Como se conclui do n.º 2 deste artigo, as taxas municipais pelos direitos de passagem são a contrapartida da «implantação, passagem e atravessamento de sistemas, equipamentos e demais recursos das empresas que oferecem redes e serviços de comunicações electrónicas acessíveis ao público, em local fixo, dos domínios público e privado municipal».
Inclui-se, assim, no seu âmbito, a instalação dos «armários» referidos pelo Município de Gondomar, que se enquadram no conceito de «equipamento», instalado em «local fixo» do domínio público municipal.
Na verdade, aquela referência a «equipamentos» sem qualquer elemento textual que aponte no sentido de se dever fazer qualquer restrição, é de interpretar como abrangendo tudo o que é instalado em local fixo para prestação de serviços de redes e comunicações electrónicas acessíveis ao público.
Assim, é de concluir que a instalação dos «armários» referidos pelo Recorrente se enquadra no âmbito de incidência da TMDP.
5 – Consequentemente, a subsistência das taxas previstas nos regulamentos municipais sobre ocupação de bens de domínio público configurará uma situação de dupla tributação.

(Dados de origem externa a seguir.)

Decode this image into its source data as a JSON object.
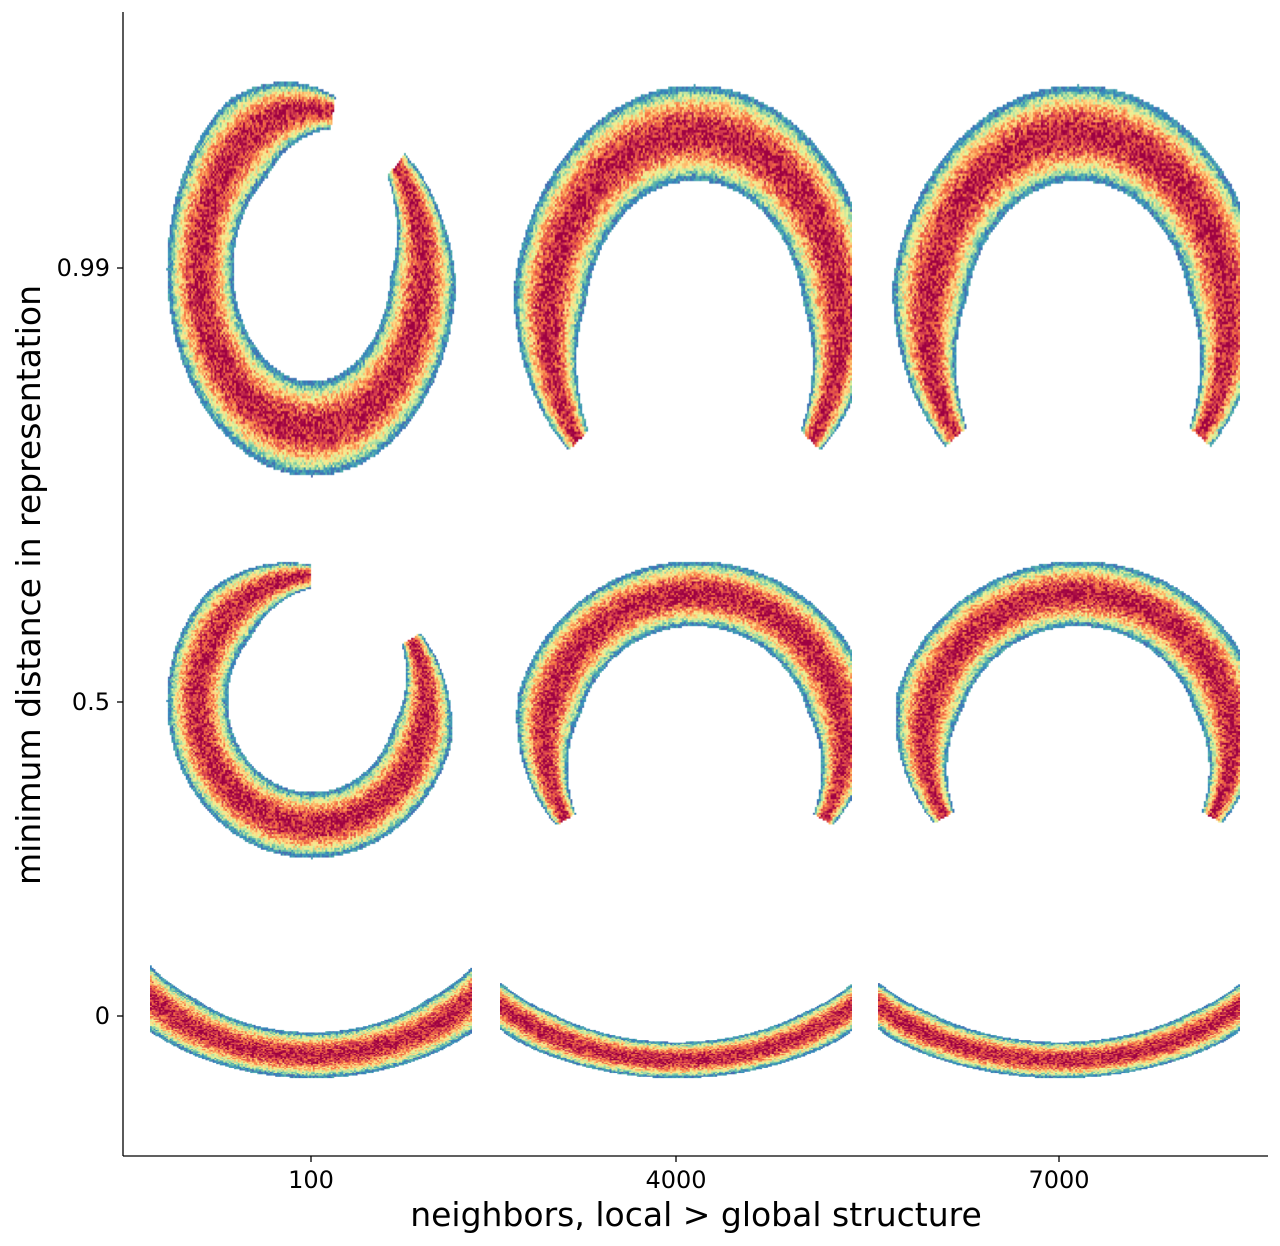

A dupla tributação é, em geral, admitida, em matéria de impostos, quando o mesmo facto tributário se insere em mais que uma norma de incidência objectiva.
No entanto, em matéria de taxas devidas pela ocupação de bens de domínio público é de excluir a admissibilidade de dupla tributação, pois sendo aquelas a contrapartida do benefício obtido, não se pode justificar um duplo pagamento pelo mesmo benefício.
Assim, é de concluir que o estabelecimento por via legislativa e com âmbito nacional de um tipo de taxa específico para determinadas situações de ocupação de bens do domínio público tem como corolário o afastamento, por revogação tácita, da aplicabilidade de normas regulamentares que prevejam tributação para a mesma situação, na parte abrangida pelo diploma legislativo.
6 – Esta interpretação da Lei n.º 5/2004, acabou por ser confirmada legislativamente pelo DL n.º 123/2009, de 21 de Maio, que veio estabelecer expressamente o seguinte, no seu art. 12.º:
1 - Pela utilização e aproveitamento dos bens do domínio público e privado municipal, que se traduza na construção ou instalação, por parte de empresas que ofereçam redes e serviços de comunicações electrónicas acessíveis ao público, de infra-estruturas aptas ao alojamento de comunicações electrónicas, é devida a taxa municipal de direitos de passagem, nos termos do artigo 106.º da Lei das Comunicações Electrónicas, aprovada pela Lei n.º 5/2004, de 10 de Fevereiro, não sendo permitida a cobrança de quaisquer outras taxas, encargos ou remunerações por aquela utilização e aproveitamento.
Como resulta do teor expresso da parte final desta norma, não é permitida a cobrança de quaisquer outras taxas, encargos ou remunerações por aquela utilização e aproveitamento».
Por outro lado, o Preâmbulo deste diploma, confirma que o objectivo desta norma é esclarecer o regime anterior e não inovar sobre esta matéria, ao dizer seguinte:
No que respeita às taxas devidas pelos direitos de passagem nos bens do domínio público e privado municipal, o presente decreto-lei remete para a Lei das Comunicações Electrónicas, aprovada pela Lei n.º 5/2004, de 10 de Fevereiro, a qual prevê a taxa municipal de direito de passagem (TMDP). Porém, e em cumprimento dos princípios constitucionais aplicáveis, é clarificado que neste âmbito não podem ser exigidas outras taxas, encargos ou remunerações pelos direitos de passagem, evitando-se, assim, a duplicação de taxas relativas ao mesmo facto.
Assim, também por esta via, tem de se concluir que já anteriormente era esse o regime legal.
Termos em que acordam em negar provimento ao recurso e em confirmar a decisão recorrida.
Custas pelo Recorrente, com procuradoria de 1/8.
Lisboa, 30 de Novembro de 2010. – Jorge de Sousa (relator) – Brandão de Pinho – Pimenta do Vale.